The boy did not even know what slag was to know that it was covered. Sᴇaʀch Thᴇ Find ɴøᴠel.nᴇt website on Gøøglᴇ to access chapters of novels early and in the highest quality.

“I agree,” said Graybeard. “Ronthiel, can your eyes see a mine entrance from here?”

Now the wet snow was already beginning to stick. Under the ceaseless conflagration of lightning that flamed in the skies, everything stood out clean-cut and in shadowless distinctness: the grey rocks, the white snow, and the distant shapes of the grey wolves. Every now and then, some rock yielded its hold and fell crashing and tumbling down from above. It was a wild time for homeless young lads to be out in.

“I see three!” reported the elf over the wind.

“Give directions to the boy on how to find them,” instructed Graybeard. “He is the best climber amongst us to reach them. Marroh, tell the boy how to recognize if a shaft goes through the mountain. The rest of us shall wait here for his return.”

The boy listened to his directions and then set out up the steep sides of the mountain, putting on his rabbit fur hat with its ear flaps. Yet the snowflakes hitting his face stung like frozen ice. One mine entrance he could see but not the other two. For that, he had Ronthiel’s guidance on how to find them.

Although the mine entrances were high up and far apart, the goat boy climbed to them easily, leaving the others to huddle in the cold behind. When he reached the first, he did as Marroh instructed and walked into it far enough to get out of the wind and stopped, wetting his finger to feel for any wind coming in from the other side of the mountain. He felt nothing but dead air and cold blackness.

He felt the same in the second mine too. By now, the snow was getting deeper and there was a wolf following him as he made his way to the third.

But in the third mine, he felt a breath of wind and the boy went back for the others. He did not see the wolf at first but eventually saw it still following not far behind.

He found the others in the snow facing three wolves, plus the fourth he now brought back with him. They more than happily set out for the third mine, even Ronthiel, and his freezing crow. It took two hours for the others to make the climb and by then it was such a raging blizzard even the wolves found it difficult to keep up when they reached it. The company slipped and fell on the sharp, slippery rocks and the cold quickly sapped their strength. Each step was slower and heavier than the last. None thought they should ever make it to the top to enter.

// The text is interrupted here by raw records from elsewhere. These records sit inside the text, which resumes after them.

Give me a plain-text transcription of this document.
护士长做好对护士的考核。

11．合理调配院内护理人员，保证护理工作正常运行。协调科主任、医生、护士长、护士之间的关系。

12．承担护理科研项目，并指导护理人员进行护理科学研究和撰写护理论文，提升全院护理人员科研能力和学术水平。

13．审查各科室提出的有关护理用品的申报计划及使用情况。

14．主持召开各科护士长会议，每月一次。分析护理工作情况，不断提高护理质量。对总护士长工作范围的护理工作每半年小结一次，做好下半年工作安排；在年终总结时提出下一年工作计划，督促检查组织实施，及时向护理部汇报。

“Hah!” called Marroh as Ronthiel’s teeth chattered in the cold and they reached the mine’s entrance. “You’ll soon learn to appreciate a dry cave and the temperature’s better than you might think without this chill wind. It’s much easier traveling, I assure you. You’ll all see!”

None disagreed and all eagerly tumbled into the mine, save Ronthiel, who held back. The boy went in too, but only so far. To enter the mine was to be engulfed in its chilling confines. He had been inside it before but only for a short distance. Now, something told him to go no further. Like the elf, who found he did not like dark, blackness of a hole, neither desired to go into this for any distance at all.

“It’s no different than riding a horse,” Marroh called back to Ronthiel in jest.

The elf reluctantly nodded and steadfastly followed after them. The pass weather outside had defeated even his fear of a cave. He even passed the boy, who was now last.

The howling of a wolf right behind at the entrance though promptly inspired him to catch up.

But what was ahead? Already, he sensed claustrophobia, coldness and dank stale air.